At this point, thanks to wsl.conf, run/resolvconf should no longer exist and will never be created again.

  1. cd ~/../../etc
  2. sudo rm resolv.conf - this deletes the existing symlink file.
  3. Create a new resolv.conf, however you see fit. sudo vim resolv.conf, sudo touch resolv.conf and edit it later, whatever.
  4. Add this line to resolv.conf: nameserver 8.8.8.8 replace 8.8.8.8 with your preferred functional nameserver.
  5. exit or in Windows cmd wsl --terminate [YourDistroName]
  6. wsl --shutdown just to be sure that you've definitely killed everything.
  7. Boot your distro.
  8. Confirm that your resolv.conf changes are still in effect, or just ping a domain name and cry tears of joy after struggling to get this working for far too fucking long.

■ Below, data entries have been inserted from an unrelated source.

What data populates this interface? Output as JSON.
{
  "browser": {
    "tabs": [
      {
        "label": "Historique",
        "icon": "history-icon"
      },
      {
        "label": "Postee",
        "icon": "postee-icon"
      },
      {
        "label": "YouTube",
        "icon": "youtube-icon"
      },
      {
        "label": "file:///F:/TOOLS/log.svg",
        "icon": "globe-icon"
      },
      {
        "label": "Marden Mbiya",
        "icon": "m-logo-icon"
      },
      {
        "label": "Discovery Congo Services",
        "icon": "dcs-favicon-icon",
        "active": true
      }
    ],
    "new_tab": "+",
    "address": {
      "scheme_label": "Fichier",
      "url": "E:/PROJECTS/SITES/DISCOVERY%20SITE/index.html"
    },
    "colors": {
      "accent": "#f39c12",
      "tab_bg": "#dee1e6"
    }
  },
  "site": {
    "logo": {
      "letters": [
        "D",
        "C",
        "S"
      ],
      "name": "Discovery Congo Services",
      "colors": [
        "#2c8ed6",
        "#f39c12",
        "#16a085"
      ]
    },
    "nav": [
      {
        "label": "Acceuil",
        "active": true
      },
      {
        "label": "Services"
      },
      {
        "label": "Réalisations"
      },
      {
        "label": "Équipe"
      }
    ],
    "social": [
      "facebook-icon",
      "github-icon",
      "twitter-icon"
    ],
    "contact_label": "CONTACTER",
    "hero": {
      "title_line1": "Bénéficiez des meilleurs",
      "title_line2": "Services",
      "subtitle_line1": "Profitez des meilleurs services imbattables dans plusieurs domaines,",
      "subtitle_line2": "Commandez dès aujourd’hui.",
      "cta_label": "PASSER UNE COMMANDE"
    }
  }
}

These steps made resolution work for me, but I have a new issue now. Everytime I try a 'git clone' or git commands that have access to remote, terminal will hang and throw an error response. Here is response message:

error: RPC failed; curl 52 Empty reply from server
fatal: the remote end hung up unexpectedly

I have no issues when cloning or executing any remote commands from Windows. This is frustrating.

cpoptic commented 3 years ago

Apparently an update in the last few weeks fixed this DNS resolving error. I had to turn on the option to >Receive updates for other Microsoft products when you update Windows

wsl --status

Kernel version: 4.19.104

After enable the Windows Update setting: 'Receive updates for other Microsoft products when you update Windows'.

wsl --status

Kernel version: 4.19.128

Re-start WSL. Now ping google.com works fine

EDIT When closing WSL shell and reopening, the error persists. Even following the above instructions to remove and edit resolv.conf file did not fix it. Only a hard reboot of the host machine fixed this.

CatchABus commented 3 years ago

Apparently an update in the last few weeks fixed this DNS resolving error. I had to turn on the option to >Receive updates for other Microsoft products when you update Windows

wsl --status

Kernel version: 4.19.104

After enable the Windows Update setting: 'Receive updates for other Microsoft products when you update Windows'.

wsl --status

Kernel version: 4.19.128

Re-start WSL. Now ping google.com works fine

How is wsl --status supposed to work? I checked and there is no such parameter.